Understanding the on the runs debate
Progress
Tony Blair was masterful giving evidence before the Northern Ireland select committee today, confirming that the so-called ‘on the runs’ scheme was indispensable to the historic peace settlement we achieved in 2007.
Yet he and ministers like me have been accused of doing a ‘shabby’, ‘one-sided’ side deal with Sinn Fein behind the backs of parliament, the Northern Ireland political parties, victims and the public at large.
It is argued that as a result at least one alleged ‘terrorist’, John Downey, has evaded justice and that therefore many more will have also have done so. It is further alleged that, by involving the police in this process the government ‘politicised’ them, as well as the law officers and civil servants who were involved in the administration of the scheme.
I utterly reject these accusations, and believe that they spring from a fundamental misunderstanding about the core issue.

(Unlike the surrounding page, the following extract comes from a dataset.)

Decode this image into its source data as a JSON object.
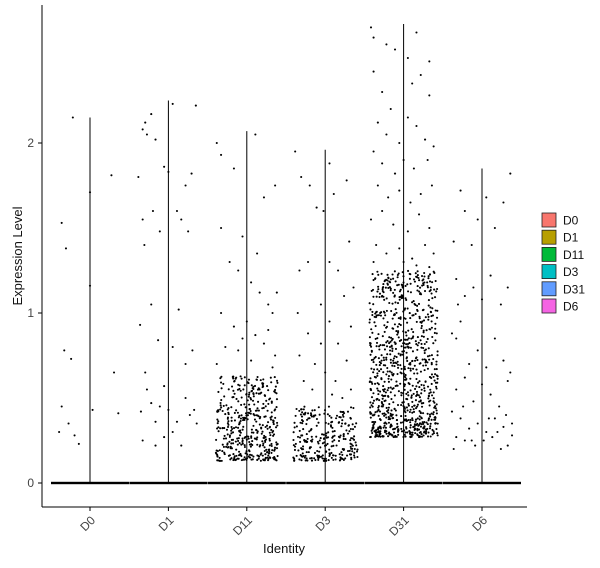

In the controversy which has understandably raged since the John Downey prosecution fiasco in 2013 over the Hyde Park bombing, there has been a complete failure to distinguish between, first, those who were genuinely ‘on the run’ (that is, who the police were pursuing on the basis of evidence against them), and, second, those who may or may not have committed pre-Good Friday Agreement Troubles-related crimes but against whom there was either no evidence, or insufficient evidence to detain, let alone prosecute, if they came back into United Kingdom jurisdiction.
For some the difference between these two categories is immaterial. But it is actually fundamental.
The Northern Ireland offences bill, which I introduced to the House of Commons on 9 November 2005, was designed to honour commitments our Labour government made at Hillsborough in 2001, and published in detail after the Weston Park talks in April 2003.
Had I not withdrawn that bill on 11 January 2006, it would have dealt with the first category of cases, namely, those who had committed crimes or were wanted by the police.
That key ‘on the runs’ issue Sinn Fein wanted dealt with is still outstanding and has still not been resolved.
The second category came under the Administrative Scheme – which, as the Tory attorney general, Dominic Grieve, confirmed to the House on 26 February 2014, was entirely lawful. It was essentially a screening exercise that in the Downey case obviously went wrong. As I understand it, this Administrative Scheme began some five years before I became secretary of state for Northern Ireland on 6 May 2005 and continued after I left on 27 June 2007, including under the current government.
Far from being ‘invisible’ the existence of the Administrative Scheme was mentioned to the House both by one of my predecessors John Reid on 1 July 2002 and by me on 7 February 2007. It was again publicly referred to by Lord Eames and Denis Bradley in their Report of the Consultative Group on the Past, published in January 2009.
The Administrative Scheme processed people on behalf of whom Sinn Fein inquired as to their status: were they wanted or not at the time of asking.
It was no more than that. The function was in the title: ‘Administrative’.
In the case of those not wanted the letters they received contained statements of fact after careful checks by the police, the attorney general’s office and NIO officials, and they were clear that, should further evidence come to light, these letters would no longer be valid.
Consequently they were emphatically not ‘get out of jail free cards’ nor ‘amnesties’ – as indeed has been made clear to NI MPs committee by three chief constables, the attorney general’s office and the DPP for Northern Ireland. And also by Justice Hallett’s 2014 review which also cleared all Labour ministers involved of any wrongdoing.
At no time was I aware of the names of those being processed under the Administrative Scheme, nor the timing involved, nor the nature of the assessments made. Those were matters for the police, the law officers and officials, not for government ministers.
It would have been wholly improper for me to have inquired about or got involved in that process.The Administrative Scheme in whatever iteration over time never was an attempt to resolve the first category issues set out in that bill.
And those issues, I repeat, remain unresolved.
This distinction between the two categories lumped under the generic title of ‘on the runs’ is absolutely central.
I was part of a government in which I am proud to have served as secretary of state for Northern Ireland that had the lead responsibility along with colleagues in the Irish government to negotiate and deliver a political settlement following, not decades but centuries, of division and, at times deadly, conflict.
It often involved taking difficult decisions in real time, but what I am absolutely certain of is that at all times those were decisions taken honourably and within the law. And we can unpick and pick at aspects of that process as much as we like. But if we analyse them in isolation as if the world is other than it was then, I am not sure where that will take us.
Having appointed the interim victims commissioner in 2005 and commissioned the comprehensive Eames-Bradley Consultative Group on the Past which reported in 2009, I am very conscious of the harrowing legacy of horror and evil that victims and survivors continue to bear. I utterly reject any suggestion that I, or anyone with whom I served in government, was indifferent to their suffering. It was precisely to ensure that there never again would be victims in the future that I am proud of everything I did to achieve what most people thought impossible: the 2007 settlement which has now produced over seven years of relative peace and stability.